DAA to Senate: For Consumer Choice, Build on What Already Works

Washington, D.C. – Rather than embrace recent browsers, implementations from Microsoft and Mozilla that undermine the balance in today’s ad-supported Internet ecosystem, lawmakers and technologists should instead reaffirm their support for the program that is already providing consumers with robust choice and control over their own data, Digital Advertising Alliance (DAA) Managing Director Lou Mastria said today in testimony before the Senate Committee on Commerce Science and Transportation.

The DAA, which administers a rigorous, nationwide self-regulatory program that provides consumers with transparency and control over how and whether they receive interest-based online ads, was invited to testify on the development of voluntary consumer choice mechanisms. The Commerce Committee is currently considering “Do Not Track” legislation that would have far-reaching implications for interest-based advertising, responsible online data collection and the future of ad-supported Internet content.

Mastria called on all stakeholders, including Microsoft and Mozilla, to remove impediments that are preventing implementation of browser-driven choice for consumers. “The DAA program provides consumers with an easy-to use and uniform choice mechanism that is better adapted to the fast changing Internet marketplace than legislative approaches, and it does so without damaging the economic engine that supports the vast majority of free Internet content,” Mastria said. “Today we are urging lawmakers to take a closer look at what we’ve accomplished through collaboration and engagement, and to work with us to increase consumer awareness and make our program even better.”
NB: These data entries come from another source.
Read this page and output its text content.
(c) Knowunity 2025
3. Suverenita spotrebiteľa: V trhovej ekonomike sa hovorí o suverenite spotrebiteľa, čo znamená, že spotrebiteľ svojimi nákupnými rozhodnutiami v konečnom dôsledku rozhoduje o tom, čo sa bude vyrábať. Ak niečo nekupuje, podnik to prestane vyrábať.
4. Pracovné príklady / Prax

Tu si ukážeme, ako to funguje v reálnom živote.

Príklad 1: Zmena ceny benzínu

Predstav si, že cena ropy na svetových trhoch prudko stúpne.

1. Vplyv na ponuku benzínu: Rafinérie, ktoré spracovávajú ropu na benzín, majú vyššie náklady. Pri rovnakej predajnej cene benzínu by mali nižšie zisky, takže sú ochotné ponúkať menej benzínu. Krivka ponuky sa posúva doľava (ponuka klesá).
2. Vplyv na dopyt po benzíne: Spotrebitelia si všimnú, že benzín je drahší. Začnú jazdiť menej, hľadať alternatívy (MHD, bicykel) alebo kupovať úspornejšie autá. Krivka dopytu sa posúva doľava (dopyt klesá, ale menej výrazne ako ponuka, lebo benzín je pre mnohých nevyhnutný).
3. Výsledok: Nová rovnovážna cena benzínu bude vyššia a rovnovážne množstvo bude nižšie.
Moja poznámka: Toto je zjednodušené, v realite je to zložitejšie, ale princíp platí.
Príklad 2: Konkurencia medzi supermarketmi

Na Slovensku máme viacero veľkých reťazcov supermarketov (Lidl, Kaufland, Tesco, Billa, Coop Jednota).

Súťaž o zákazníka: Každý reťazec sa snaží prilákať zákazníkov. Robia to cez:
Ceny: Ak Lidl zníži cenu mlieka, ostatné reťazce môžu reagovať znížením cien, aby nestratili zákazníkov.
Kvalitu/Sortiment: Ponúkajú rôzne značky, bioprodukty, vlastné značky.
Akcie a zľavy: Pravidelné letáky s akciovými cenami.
In a recent poll commissioned by the DAA, more than 90 percent of Americans said that free, ad-supported content is important to the overall value of the Internet, and more than 65 percent said they’d like at least some of the ads they see to be tailored to their interests.

Top-down actions by either Congress or large browser makers threaten the future of both free ad-supported content and relevant, tailored advertising, Mastria warned.

A copy of DAA’s testimony is available at www.aboutads.info.

About The DAA Self-Regulatory Program for Online Behavioral Advertising
The DAA (www.aboutads.info) Self-Regulatory Program for Online Behavioral Advertising (www.youradchoices.com) was launched in 2010 by the Digital Advertising Alliance (DAA), a consortium of the nation’s largest media and marketing associations including the American Association of Advertising Agencies (4A’s), the Association of National Advertisers (ANA), the American Advertising Federation (AAF), the Direct Marketing Association (DMA), the Interactive Advertising Bureau (IAB) and the Network Advertising Initiative (NAI). These associations and their thousands of members are committed to developing effective self-regulatory solutions to consumer choice for web-viewing data.